Re: [PATCH] NFSv4: fix stateid refreshing when CLOSE racing with OPEN

Olga Kornievskaia <aglo@xxxxxxxxx> · Fri, 4 Sep 2020 12:13:25 -0400

On Thu, Sep 3, 2020 at 1:55 PM Benjamin Coddington <bcodding@xxxxxxxxxx> wrote:
>
>
> On 11 Oct 2019, at 10:14, Trond Myklebust wrote:
> > On Fri, 2019-10-11 at 16:49 +0800, Murphy Zhou wrote:
> >> On Thu, Oct 10, 2019 at 02:46:40PM +0000, Trond Myklebust wrote:
> >>> On Thu, 2019-10-10 at 15:40 +0800, Murphy Zhou wrote:
> ...
> >>>> @@ -3367,14 +3368,16 @@ static bool
> >>>> nfs4_refresh_open_old_stateid(nfs4_stateid *dst,
> >>>>                    break;
> >>>>            }
> >>>>            seqid_open = state->open_stateid.seqid;
> >>>> -          if (read_seqretry(&state->seqlock, seq))
> >>>> -                  continue;
> >>>>
> >>>>            dst_seqid = be32_to_cpu(dst->seqid);
> >>>> -          if ((s32)(dst_seqid - be32_to_cpu(seqid_open)) >= 0)
> >>>> +          if ((s32)(dst_seqid - be32_to_cpu(seqid_open)) > 0)
> >>>>                    dst->seqid = cpu_to_be32(dst_seqid + 1);
> >>>
> >>> This negates the whole intention of the patch you reference in the
> >>> 'Fixes:', which was to allow us to CLOSE files even if seqid bumps
> >>> have
> >>> been lost due to interrupted RPC calls e.g. when using 'soft' or
> >>> 'softerr' mounts.
> >>> With the above change, the check could just be tossed out
> >>> altogether,
> >>> because dst_seqid will never become larger than seqid_open.
> >>
> >> Hmm.. I got it wrong.

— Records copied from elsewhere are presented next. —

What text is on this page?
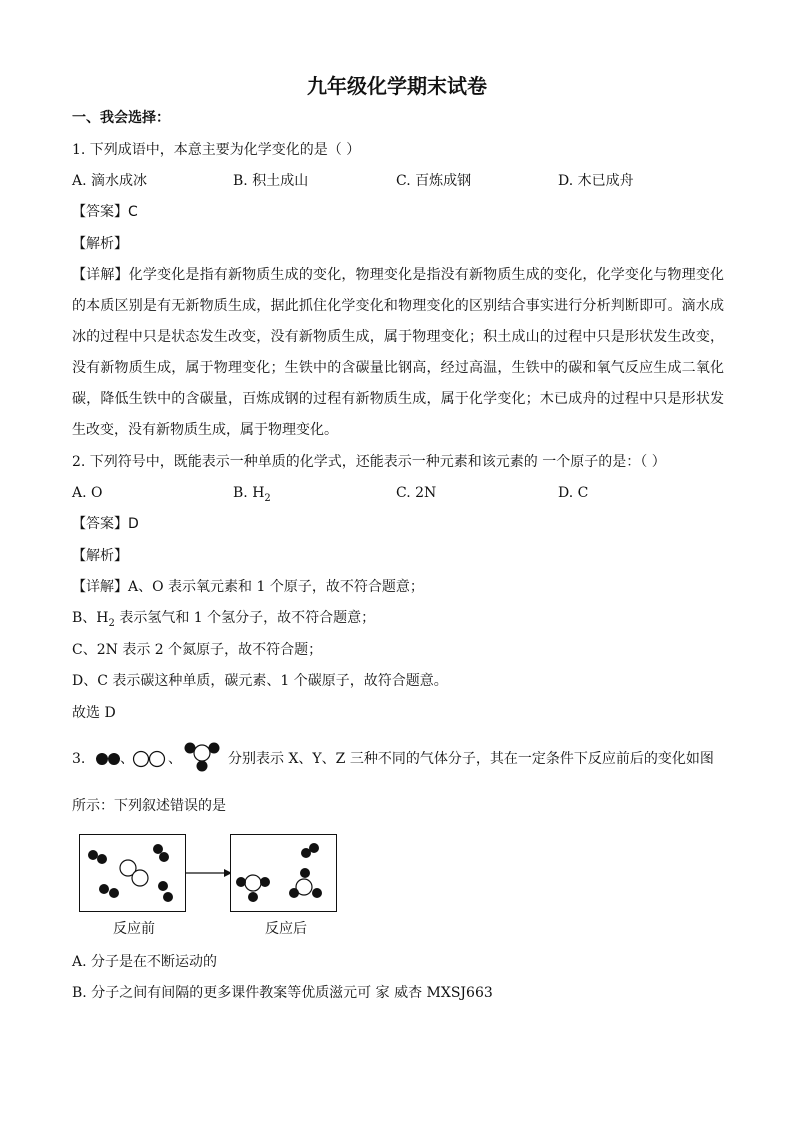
九年级化学期末试卷
一、我会选择：
1. 下列成语中，本意主要为化学变化的是（ ）
A. 滴水成冰	B. 积土成山	C. 百炼成钢	D. 木已成舟
【答案】C
【解析】
【详解】化学变化是指有新物质生成的变化，物理变化是指没有新物质生成的变化，化学变化与物理变化
的本质区别是有无新物质生成，据此抓住化学变化和物理变化的区别结合事实进行分析判断即可。滴水成
冰的过程中只是状态发生改变，没有新物质生成，属于物理变化；积土成山的过程中只是形状发生改变，
没有新物质生成，属于物理变化；生铁中的含碳量比钢高，经过高温，生铁中的碳和氧气反应生成二氧化
碳，降低生铁中的含碳量，百炼成钢的过程有新物质生成，属于化学变化；木已成舟的过程中只是形状发
生改变，没有新物质生成，属于物理变化。
2. 下列符号中，既能表示一种单质的化学式，还能表示一种元素和该元素的 一个原子的是：（ ）
A. O	B. $H_2$	C. 2N	D. C
【答案】D
【解析】
【详解】A、O 表示氧元素和 1 个原子，故不符合题意；
B、$H_2$ 表示氢气和 1 个氢分子，故不符合题意；
C、2N 表示 2 个氮原子，故不符合题；
D、C 表示碳这种单质，碳元素、1 个碳原子，故符合题意。
故选 D
3. 、 、	分别表示 X、Y、Z 三种不同的气体分子，其在一定条件下反应前后的变化如图
所示：下列叙述错误的是
反应前	反应后
A. 分子是在不断运动的
B. 分子之间有间隔的更多课件教案等优质滋元可 家 威杏 MXSJ663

Thanks for the explanation.
> >
> > So to be clear: I'm not saying that what you describe is not a problem.
> > I'm just saying that the fix you propose is really no better than
> > reverting the entire patch. I'd prefer not to do that, and would rather
> > see us look for ways to fix both problems, but if we can't find such as
> > fix then that would be the better solution.
>
> Hi Trond and Murphy Zhou,
>
> Sorry to resurrect this old thread, but I'm wondering if any progress was
> made on this front.
>
> I'm seeing this race manifest when process is never able to escape from the
> loop in nfs_set_open_stateid_locked() if CLOSE comes through first and
> clears out the state.  We can play bit-fiddling games to fix that, but I
> feel like we'll just end up breaking it again later with another fix.
>
> Either we should revert 0e0cb35b417f, or talk about how to fix it.  Seems
> like we should be able to put the CLOSE on the nfs4_state->waitq as well,
> and see if we can't just take that approach anytime our operations get out
> of sequence.  Do you see any problems with this approach?
>

I'm not sure reverting the patch is the solution? Because I'm running
into the infinite ERR_OLD_STATEID loop on CLOSE on SLE15SP2 machines
which don't have this patch at all.

> Ben
>